There for the unveiling (next to Donald in the crowded stands) were Seve’s son, Javier, and his frequent Ryder Cup partner Jose Maria Olazabal, a vice captain for the match in Rome. Olazabal, according to fellow vice captain Edoardo Molinari who related the story on the “No Laying Up” podcast, told the players he’d happily give back one of his two Masters victories to play in one more Ryder Cup.

That’s what this event, and Ballesteros’s contributions, means to European golfers. Donald’s masterstroke was plugging into that unified passion, not only by creating the banner, but also by reserving a 13th locker in the European team room for Seve, a five-time major champion who played in eight Ryder Cups (non-playing Captain in 1997) finishing with a 20-12-5 record.

Europe’s three best players — Rory McIlroy, Jon Rahm, and Viktor Hovland — showed up for Donald big time, and his rookies performed magnificently.

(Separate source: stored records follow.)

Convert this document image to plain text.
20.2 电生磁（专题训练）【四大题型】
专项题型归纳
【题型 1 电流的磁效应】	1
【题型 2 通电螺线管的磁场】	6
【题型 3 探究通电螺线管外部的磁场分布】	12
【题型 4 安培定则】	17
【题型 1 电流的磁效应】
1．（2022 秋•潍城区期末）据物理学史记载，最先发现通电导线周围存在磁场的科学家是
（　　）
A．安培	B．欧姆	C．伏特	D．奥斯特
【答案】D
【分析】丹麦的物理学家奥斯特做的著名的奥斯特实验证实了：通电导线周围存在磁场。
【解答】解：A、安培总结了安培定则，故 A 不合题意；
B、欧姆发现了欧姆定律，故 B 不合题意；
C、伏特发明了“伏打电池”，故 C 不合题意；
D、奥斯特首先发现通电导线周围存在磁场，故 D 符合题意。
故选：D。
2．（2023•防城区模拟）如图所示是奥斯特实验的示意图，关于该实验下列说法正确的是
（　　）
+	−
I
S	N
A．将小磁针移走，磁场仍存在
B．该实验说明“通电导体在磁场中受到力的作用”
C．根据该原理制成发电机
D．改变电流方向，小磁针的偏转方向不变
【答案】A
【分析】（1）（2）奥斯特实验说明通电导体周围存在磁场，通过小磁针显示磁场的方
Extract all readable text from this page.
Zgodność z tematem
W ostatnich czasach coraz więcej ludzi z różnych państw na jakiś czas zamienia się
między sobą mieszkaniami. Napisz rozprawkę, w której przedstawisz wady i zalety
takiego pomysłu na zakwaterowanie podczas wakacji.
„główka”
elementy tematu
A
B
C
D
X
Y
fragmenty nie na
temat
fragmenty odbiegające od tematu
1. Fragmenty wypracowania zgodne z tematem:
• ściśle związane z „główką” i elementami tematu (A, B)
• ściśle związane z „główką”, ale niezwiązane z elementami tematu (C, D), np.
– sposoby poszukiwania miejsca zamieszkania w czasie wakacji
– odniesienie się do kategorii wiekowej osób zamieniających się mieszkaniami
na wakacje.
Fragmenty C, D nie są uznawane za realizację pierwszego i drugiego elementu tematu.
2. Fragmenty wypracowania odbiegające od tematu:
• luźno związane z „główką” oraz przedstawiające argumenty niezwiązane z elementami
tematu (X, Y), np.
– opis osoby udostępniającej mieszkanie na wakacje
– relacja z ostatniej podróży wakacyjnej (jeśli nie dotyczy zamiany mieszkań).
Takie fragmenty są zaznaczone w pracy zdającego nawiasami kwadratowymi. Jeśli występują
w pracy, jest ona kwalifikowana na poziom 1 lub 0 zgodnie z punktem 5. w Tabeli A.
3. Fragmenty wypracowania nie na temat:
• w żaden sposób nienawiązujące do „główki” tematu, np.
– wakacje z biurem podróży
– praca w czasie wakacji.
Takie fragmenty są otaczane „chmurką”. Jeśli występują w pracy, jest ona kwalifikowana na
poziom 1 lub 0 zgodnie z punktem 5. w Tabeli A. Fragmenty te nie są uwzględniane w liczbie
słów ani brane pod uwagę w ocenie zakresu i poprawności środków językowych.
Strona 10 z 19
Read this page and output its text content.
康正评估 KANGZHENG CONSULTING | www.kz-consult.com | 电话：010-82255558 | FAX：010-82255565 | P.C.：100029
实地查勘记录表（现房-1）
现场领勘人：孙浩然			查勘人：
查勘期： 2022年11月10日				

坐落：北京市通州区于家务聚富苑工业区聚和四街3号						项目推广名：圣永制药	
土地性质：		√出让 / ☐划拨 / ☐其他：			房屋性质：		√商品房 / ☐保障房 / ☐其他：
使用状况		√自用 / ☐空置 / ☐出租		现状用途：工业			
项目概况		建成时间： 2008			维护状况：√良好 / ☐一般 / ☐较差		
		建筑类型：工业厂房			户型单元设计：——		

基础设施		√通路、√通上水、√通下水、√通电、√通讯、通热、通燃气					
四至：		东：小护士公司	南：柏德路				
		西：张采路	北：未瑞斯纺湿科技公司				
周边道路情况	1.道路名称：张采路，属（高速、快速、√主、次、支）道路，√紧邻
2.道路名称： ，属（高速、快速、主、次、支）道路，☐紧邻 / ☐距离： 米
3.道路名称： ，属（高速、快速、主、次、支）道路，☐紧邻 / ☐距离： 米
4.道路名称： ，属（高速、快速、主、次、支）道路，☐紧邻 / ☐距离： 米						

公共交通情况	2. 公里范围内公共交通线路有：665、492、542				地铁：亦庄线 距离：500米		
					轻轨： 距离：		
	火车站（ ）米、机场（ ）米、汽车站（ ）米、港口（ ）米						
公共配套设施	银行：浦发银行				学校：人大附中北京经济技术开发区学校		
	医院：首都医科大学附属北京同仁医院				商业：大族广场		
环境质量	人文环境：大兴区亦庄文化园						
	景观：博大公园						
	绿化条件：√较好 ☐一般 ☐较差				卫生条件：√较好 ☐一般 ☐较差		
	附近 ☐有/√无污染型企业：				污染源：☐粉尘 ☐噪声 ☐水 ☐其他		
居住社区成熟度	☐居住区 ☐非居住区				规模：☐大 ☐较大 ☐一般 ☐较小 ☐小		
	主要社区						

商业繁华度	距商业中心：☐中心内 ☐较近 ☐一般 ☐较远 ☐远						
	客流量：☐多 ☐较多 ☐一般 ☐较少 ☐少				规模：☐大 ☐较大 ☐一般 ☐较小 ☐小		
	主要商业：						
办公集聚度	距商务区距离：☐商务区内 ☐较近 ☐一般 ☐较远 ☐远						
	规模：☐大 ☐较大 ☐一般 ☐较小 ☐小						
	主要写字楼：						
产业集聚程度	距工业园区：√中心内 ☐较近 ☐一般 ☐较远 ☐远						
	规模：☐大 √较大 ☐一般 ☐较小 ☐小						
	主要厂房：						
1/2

Plus, he had a very partisan crowd on his side, which Padraig Harrington didn’t have at Whistling Straits because of COVID-related restrictions.

Rousing speeches and his heavy Ballesteros play might well have been Donald’s most potent ammunition, however.

As this generation of players passes the baton to the next, and so on, fewer players will have any connection to Seve. He’ll never be forgotten, of course, but captains will be able to leverage the influence he still has less and less. In Rome, the memories were still vivid, however, and Donald used them to perfection.